J. D. Flynn: My wife Kate and I have three children, and two of them are adopted. Max is seven and Pia is six. Both were born in Colorado, where we live, and we adopted each of them as newborns. And both of them have Down syndrome. Our biological son, Daniel Vanier, is almost two, and is a delight.
Adoption has been among the great joys of our lives. It was never the plan that we would adopt children, but after several difficult years of infertility, disappointment, and discouragement, we began to discern that perhaps adoption was the path for our family.
We wanted to be sure that we were embracing adoption for what it was: that we understood it as a unique way to build a family, with its own unique challenges, and not as something we would ever perceive as somehow secondary to having biological children. In short, we wanted to be able to embrace adopted children with joy, and without regret, and that meant that we took time to mourn some of our hopes, and to accept that biological children would probably not be in our future.
Of course, much to our surprise, several years after adopting the big kids, Kate discovered she was pregnant!
The most important aspect of our experience with adoption has been the witness of our children’s birth parents. We met and got to know the biological parents of each of our children. They made unfathomably difficult choices when they made adoption plans for their children. Few of us can imagine loving a child so much that, because of difficult circumstances, you’re willing to make the courageous choice they did. We pray often that we can love our children with the selflessness of their birth parents. They’re models of love.
Lopez: Why did you and Kate adopt two children with Down syndrome? Did you think you could handle it?

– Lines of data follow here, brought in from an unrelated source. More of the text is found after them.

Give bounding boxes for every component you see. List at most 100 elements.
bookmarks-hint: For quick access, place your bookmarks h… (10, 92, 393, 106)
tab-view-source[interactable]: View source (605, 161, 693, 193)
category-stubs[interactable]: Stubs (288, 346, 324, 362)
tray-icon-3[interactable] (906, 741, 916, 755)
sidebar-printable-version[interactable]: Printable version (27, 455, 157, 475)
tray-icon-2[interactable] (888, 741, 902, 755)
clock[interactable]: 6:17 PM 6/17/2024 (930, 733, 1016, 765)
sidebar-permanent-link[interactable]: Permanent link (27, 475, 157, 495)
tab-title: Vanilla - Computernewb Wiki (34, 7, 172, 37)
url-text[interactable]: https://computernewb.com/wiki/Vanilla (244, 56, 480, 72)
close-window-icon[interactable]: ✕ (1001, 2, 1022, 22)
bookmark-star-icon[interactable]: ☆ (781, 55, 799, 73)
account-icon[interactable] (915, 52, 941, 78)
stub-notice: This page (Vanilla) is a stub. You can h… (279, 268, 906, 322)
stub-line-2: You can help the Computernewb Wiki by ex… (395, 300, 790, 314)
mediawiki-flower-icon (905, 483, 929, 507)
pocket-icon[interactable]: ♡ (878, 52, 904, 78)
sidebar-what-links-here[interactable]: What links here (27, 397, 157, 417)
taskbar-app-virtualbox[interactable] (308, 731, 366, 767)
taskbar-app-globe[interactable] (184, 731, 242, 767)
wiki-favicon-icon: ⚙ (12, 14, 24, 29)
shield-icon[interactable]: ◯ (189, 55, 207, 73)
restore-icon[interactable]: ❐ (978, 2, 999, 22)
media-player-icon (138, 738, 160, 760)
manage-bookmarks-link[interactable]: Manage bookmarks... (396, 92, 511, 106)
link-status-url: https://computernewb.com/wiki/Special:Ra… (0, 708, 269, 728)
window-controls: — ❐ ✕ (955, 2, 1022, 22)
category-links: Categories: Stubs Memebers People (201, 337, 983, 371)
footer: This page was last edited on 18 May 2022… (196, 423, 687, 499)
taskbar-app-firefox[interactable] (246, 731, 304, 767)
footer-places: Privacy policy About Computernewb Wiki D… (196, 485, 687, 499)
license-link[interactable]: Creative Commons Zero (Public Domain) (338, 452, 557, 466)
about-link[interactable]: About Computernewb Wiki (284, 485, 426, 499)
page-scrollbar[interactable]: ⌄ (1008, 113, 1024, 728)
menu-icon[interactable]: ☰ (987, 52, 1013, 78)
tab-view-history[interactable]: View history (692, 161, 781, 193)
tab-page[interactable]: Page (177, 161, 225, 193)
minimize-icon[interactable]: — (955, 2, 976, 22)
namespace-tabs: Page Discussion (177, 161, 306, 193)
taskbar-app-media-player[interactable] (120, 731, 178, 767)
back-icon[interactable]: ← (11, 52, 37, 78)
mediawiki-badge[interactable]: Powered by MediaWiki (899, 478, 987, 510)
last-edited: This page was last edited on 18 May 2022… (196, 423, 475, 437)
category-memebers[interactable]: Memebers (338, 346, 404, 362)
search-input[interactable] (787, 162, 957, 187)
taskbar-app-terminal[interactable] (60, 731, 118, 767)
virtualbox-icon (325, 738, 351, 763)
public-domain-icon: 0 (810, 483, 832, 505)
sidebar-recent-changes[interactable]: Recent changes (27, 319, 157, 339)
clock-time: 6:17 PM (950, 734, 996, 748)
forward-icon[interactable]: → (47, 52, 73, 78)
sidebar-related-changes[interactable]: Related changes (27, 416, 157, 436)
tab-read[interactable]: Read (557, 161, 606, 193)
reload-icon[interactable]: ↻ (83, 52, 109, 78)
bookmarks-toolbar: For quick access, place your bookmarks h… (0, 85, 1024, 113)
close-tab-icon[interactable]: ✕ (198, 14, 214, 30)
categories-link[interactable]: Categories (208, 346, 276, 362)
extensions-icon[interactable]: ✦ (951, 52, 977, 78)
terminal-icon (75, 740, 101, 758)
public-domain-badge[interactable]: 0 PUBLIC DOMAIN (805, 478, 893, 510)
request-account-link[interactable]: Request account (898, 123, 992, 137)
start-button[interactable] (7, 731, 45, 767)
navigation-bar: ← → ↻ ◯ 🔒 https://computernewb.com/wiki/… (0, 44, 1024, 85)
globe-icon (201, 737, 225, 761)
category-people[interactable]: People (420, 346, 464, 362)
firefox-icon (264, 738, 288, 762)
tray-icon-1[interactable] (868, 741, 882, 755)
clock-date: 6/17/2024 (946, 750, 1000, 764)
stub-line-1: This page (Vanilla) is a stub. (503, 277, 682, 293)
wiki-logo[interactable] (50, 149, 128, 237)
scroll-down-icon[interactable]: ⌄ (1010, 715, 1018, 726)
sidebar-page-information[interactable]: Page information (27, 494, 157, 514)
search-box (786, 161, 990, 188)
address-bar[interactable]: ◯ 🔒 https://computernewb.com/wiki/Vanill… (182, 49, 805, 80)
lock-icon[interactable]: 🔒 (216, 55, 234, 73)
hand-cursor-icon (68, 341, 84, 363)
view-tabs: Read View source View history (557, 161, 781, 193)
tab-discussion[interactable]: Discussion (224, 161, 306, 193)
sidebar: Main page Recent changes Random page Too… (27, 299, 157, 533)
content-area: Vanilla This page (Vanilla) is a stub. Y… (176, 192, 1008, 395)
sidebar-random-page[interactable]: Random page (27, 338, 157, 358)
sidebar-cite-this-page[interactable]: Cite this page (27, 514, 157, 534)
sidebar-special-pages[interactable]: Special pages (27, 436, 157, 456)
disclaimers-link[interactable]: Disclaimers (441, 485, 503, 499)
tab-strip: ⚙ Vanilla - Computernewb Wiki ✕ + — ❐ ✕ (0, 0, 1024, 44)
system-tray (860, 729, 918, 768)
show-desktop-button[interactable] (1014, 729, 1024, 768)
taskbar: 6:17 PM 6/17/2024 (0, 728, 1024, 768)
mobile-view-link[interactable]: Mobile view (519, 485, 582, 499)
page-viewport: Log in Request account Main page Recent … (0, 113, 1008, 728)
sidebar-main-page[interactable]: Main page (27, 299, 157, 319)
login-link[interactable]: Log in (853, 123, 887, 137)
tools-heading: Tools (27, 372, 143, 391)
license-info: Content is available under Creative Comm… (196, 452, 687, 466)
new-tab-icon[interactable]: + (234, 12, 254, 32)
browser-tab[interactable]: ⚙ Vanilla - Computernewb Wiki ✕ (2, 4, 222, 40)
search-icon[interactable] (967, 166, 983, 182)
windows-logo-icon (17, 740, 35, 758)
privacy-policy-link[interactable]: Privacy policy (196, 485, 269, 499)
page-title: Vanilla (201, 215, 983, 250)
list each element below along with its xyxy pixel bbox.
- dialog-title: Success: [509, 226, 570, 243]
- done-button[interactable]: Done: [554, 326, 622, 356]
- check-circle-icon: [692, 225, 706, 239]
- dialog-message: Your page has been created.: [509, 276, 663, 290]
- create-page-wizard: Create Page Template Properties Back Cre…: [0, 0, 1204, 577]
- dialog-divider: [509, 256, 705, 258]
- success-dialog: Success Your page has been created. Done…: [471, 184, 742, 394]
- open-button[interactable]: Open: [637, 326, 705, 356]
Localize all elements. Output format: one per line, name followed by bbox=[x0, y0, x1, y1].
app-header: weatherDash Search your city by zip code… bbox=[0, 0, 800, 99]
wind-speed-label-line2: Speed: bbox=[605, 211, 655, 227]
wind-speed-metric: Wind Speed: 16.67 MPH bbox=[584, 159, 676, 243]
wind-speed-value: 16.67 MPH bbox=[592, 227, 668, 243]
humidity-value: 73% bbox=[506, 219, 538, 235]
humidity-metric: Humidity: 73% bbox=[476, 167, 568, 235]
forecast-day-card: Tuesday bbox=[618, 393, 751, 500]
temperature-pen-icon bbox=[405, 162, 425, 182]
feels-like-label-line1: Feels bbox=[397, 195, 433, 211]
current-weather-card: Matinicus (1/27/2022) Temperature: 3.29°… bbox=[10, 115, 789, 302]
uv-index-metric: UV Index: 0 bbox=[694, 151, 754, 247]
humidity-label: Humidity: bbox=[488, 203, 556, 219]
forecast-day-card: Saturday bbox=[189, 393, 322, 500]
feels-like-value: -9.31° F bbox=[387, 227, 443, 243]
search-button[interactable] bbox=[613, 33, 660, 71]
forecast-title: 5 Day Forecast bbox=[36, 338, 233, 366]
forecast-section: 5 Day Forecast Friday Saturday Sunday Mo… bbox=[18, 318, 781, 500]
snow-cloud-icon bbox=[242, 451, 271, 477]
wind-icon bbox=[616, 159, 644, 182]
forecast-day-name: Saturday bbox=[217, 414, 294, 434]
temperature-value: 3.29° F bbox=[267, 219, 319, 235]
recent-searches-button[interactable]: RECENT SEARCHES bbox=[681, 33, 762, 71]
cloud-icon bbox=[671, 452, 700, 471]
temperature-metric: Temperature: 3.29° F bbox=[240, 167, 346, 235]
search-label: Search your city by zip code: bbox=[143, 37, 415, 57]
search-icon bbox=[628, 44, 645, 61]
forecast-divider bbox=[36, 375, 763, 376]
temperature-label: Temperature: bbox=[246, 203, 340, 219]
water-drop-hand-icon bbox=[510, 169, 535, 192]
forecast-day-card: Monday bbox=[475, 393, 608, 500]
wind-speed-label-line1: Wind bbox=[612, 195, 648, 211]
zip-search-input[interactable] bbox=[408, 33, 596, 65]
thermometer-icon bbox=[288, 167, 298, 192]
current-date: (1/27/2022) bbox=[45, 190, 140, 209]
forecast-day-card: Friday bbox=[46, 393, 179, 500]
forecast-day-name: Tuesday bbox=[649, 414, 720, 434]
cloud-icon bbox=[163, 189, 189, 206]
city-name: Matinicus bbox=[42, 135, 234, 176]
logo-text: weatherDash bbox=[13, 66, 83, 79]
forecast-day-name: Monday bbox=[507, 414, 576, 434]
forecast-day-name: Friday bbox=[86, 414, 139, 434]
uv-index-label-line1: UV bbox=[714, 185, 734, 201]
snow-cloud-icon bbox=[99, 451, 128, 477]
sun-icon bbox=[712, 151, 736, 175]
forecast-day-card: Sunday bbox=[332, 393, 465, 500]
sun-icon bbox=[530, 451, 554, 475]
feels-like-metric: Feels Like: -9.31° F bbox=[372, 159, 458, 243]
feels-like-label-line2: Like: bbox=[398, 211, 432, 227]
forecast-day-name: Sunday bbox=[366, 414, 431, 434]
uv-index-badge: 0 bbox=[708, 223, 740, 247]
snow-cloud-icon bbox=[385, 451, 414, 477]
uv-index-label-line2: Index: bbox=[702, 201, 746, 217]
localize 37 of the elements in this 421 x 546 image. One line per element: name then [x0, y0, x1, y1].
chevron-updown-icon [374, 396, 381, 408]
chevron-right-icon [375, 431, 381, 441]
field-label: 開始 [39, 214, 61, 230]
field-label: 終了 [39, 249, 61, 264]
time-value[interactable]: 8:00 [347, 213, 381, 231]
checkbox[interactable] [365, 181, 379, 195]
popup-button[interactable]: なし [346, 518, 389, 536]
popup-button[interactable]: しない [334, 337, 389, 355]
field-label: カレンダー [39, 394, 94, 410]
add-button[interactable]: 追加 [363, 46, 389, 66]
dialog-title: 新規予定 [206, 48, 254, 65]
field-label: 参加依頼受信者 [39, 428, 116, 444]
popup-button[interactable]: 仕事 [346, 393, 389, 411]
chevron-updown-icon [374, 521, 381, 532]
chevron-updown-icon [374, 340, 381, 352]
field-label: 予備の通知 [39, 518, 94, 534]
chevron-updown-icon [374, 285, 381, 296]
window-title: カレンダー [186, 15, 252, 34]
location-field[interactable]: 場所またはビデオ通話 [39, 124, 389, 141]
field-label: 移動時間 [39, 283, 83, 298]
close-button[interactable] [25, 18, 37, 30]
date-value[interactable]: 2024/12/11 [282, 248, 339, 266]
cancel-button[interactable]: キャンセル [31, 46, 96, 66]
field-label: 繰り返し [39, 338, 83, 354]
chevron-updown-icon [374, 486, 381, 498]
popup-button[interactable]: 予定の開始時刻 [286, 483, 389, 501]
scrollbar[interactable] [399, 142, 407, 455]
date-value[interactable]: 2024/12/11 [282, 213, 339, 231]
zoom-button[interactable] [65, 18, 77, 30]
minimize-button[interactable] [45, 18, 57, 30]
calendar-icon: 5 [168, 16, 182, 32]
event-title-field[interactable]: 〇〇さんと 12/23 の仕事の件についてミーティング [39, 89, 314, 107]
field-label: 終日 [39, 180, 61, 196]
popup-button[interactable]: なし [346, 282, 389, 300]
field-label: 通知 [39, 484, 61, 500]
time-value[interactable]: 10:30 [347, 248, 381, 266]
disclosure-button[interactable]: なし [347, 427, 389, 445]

Flynn: We tried to be open to adopting children in the same way that we’ve tried to be open to life. We tried to just make ourselves available, and to trust that God would do the choosing for us. We didn’t set out to adopt children with Down syndrome. Max’s birth mother chose us to adopt her son after a lot of prayer and consideration. We were humbled. But we didn’t know anything about Down syndrome, and we had a lot to learn.
Less than a year after Max was born, we got a call from our adoption agency. They said a baby girl with Down syndrome would be born in just three days. Her biological parents were hoping to find a devoutly Catholic couple who knew something about Down syndrome. The agency asked us if we knew anyone. We laughed. We said yes to her on the spot. We didn’t even hesitate. Pia was born three days later, and we loved her from the start. But the plan was all God’s.